OLM API Reference

`olm.nn.feedforward.geglu_ffn`

Source: src/olm/nn/feedforward/geglu_ffn.py:1

Classes

GeGLUFFN(embed_dim: int, hidden_dim: int = None, dropout: float = 0.0, bias: bool = True, ff_multiplier: float = 4.0)

Bases: olm.nn.feedforward.base.FeedForwardBase

Source: src/olm/nn/feedforward/geglu_ffn.py:8

Feed-Forward Network using GeGLU activation.

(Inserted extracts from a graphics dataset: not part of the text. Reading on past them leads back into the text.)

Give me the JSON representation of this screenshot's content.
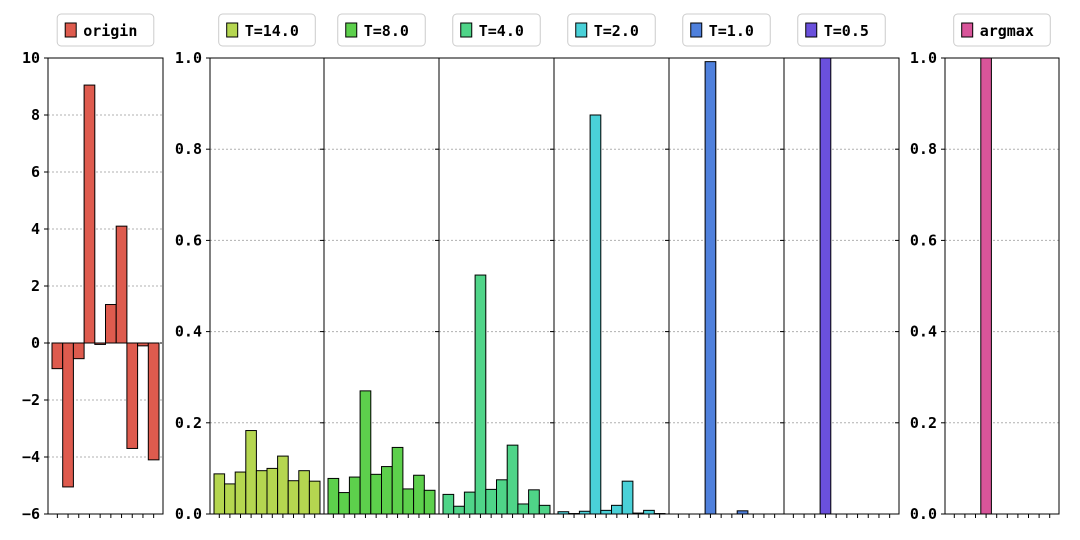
{
  "chart_data": [
    {
      "type": "bar",
      "legend": "origin",
      "color": "#de5b4e",
      "ylim": [
        -6,
        10
      ],
      "yticks": [
        -6,
        -4,
        -2,
        0,
        2,
        4,
        6,
        8,
        10
      ],
      "ytick_labels": [
        "−6",
        "−4",
        "−2",
        "0",
        "2",
        "4",
        "6",
        "8",
        "10"
      ],
      "values": [
        -0.9,
        -5.05,
        -0.55,
        9.05,
        -0.05,
        1.35,
        4.1,
        -3.7,
        -0.1,
        -4.1
      ],
      "grid": true
    },
    {
      "type": "bar",
      "legend": "T=14.0",
      "color": "#b5d650",
      "ylim": [
        0,
        1
      ],
      "yticks": [
        0,
        0.2,
        0.4,
        0.6,
        0.8,
        1.0
      ],
      "ytick_labels": [
        "0.0",
        "0.2",
        "0.4",
        "0.6",
        "0.8",
        "1.0"
      ],
      "values": [
        0.088,
        0.066,
        0.092,
        0.183,
        0.095,
        0.1,
        0.127,
        0.073,
        0.095,
        0.072
      ],
      "grid": true
    },
    {
      "type": "bar",
      "legend": "T=8.0",
      "color": "#5dd04c",
      "ylim": [
        0,
        1
      ],
      "values": [
        0.078,
        0.047,
        0.081,
        0.27,
        0.087,
        0.104,
        0.146,
        0.055,
        0.085,
        0.052
      ],
      "grid": true
    },
    {
      "type": "bar",
      "legend": "T=4.0",
      "color": "#4fd488",
      "ylim": [
        0,
        1
      ],
      "values": [
        0.043,
        0.017,
        0.048,
        0.524,
        0.054,
        0.075,
        0.151,
        0.022,
        0.053,
        0.019
      ],
      "grid": true
    },
    {
      "type": "bar",
      "legend": "T=2.0",
      "color": "#4ad1d8",
      "ylim": [
        0,
        1
      ],
      "values": [
        0.005,
        0.001,
        0.006,
        0.875,
        0.008,
        0.019,
        0.072,
        0.002,
        0.008,
        0.001
      ],
      "grid": true
    },
    {
      "type": "bar",
      "legend": "T=1.0",
      "color": "#4f80dc",
      "ylim": [
        0,
        1
      ],
      "values": [
        0.0,
        0.0,
        0.0,
        0.992,
        0.0,
        0.0,
        0.007,
        0.0,
        0.0,
        0.0
      ],
      "grid": true
    },
    {
      "type": "bar",
      "legend": "T=0.5",
      "color": "#6a50dc",
      "ylim": [
        0,
        1
      ],
      "values": [
        0.0,
        0.0,
        0.0,
        1.0,
        0.0,
        0.0,
        0.0,
        0.0,
        0.0,
        0.0
      ],
      "grid": true
    },
    {
      "type": "bar",
      "legend": "argmax",
      "color": "#d8559a",
      "ylim": [
        0,
        1
      ],
      "yticks": [
        0,
        0.2,
        0.4,
        0.6,
        0.8,
        1.0
      ],
      "ytick_labels": [
        "0.0",
        "0.2",
        "0.4",
        "0.6",
        "0.8",
        "1.0"
      ],
      "values": [
        0,
        0,
        0,
        1,
        0,
        0,
        0,
        0,
        0,
        0
      ],
      "grid": true
    }
  ]
}
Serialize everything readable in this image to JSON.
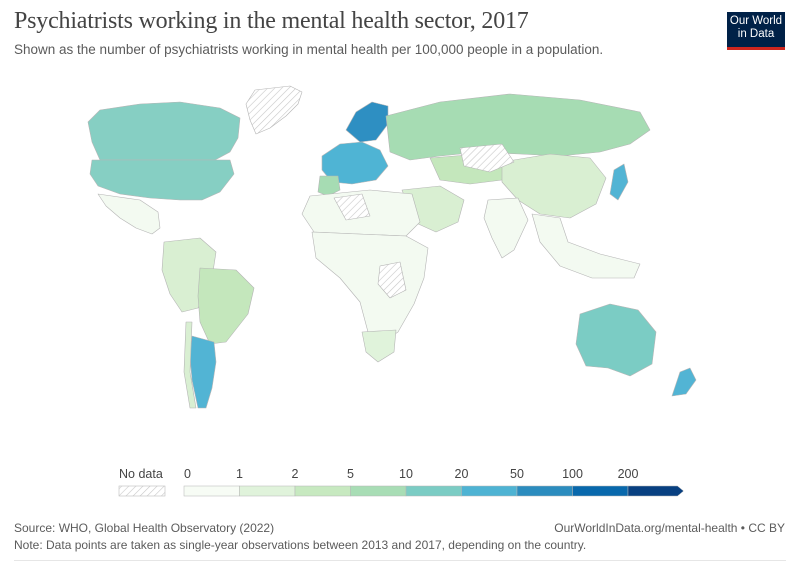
{
  "header": {
    "title": "Psychiatrists working in the mental health sector, 2017",
    "subtitle": "Shown as the number of psychiatrists working in mental health per 100,000 people in a population."
  },
  "logo": {
    "line1": "Our World",
    "line2": "in Data",
    "bg": "#002147",
    "accent": "#ce261e"
  },
  "legend": {
    "no_data_label": "No data",
    "ticks": [
      "0",
      "1",
      "2",
      "5",
      "10",
      "20",
      "50",
      "100",
      "200"
    ],
    "colors": [
      "#f7fcf5",
      "#e0f3db",
      "#c7e9c0",
      "#a8ddb5",
      "#7bccc4",
      "#4eb3d3",
      "#2b8cbe",
      "#0868ac",
      "#084081"
    ]
  },
  "footer": {
    "source": "Source: WHO, Global Health Observatory (2022)",
    "note": "Note: Data points are taken as single-year observations between 2013 and 2017, depending on the country.",
    "url": "OurWorldInData.org/mental-health • CC BY"
  }
}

Implements: x = DownProj(GeGLU(UpProj(x))). UpProj expands to 2 * hidden_dim to support splitting for the gate.

Parameters

  • embed_dim (int): Input dimension.
  • hidden_dim (int, optional): Hidden dimension. Defaults to 4 * embed_dim if None.
  • dropout (float, optional): Dropout probability. Defaults to 0.0.
  • bias (bool, optional): Whether to usage bias in linear layers. Defaults to True.
  • ff_multiplier (float, optional): Expansion factor if hidden_dim is None. Defaults to 4.0.

Methods

forward(self, x: torch.Tensor) -> torch.Tensor

Source: src/olm/nn/feedforward/geglu_ffn.py:54

Apply GeGLU feed-forward projection.

Parameters

  • x (torch.Tensor): Hidden states shaped [batch, seq_len, embed_dim].

Returns

  • torch.Tensor: Hidden states shaped [batch, seq_len, embed_dim].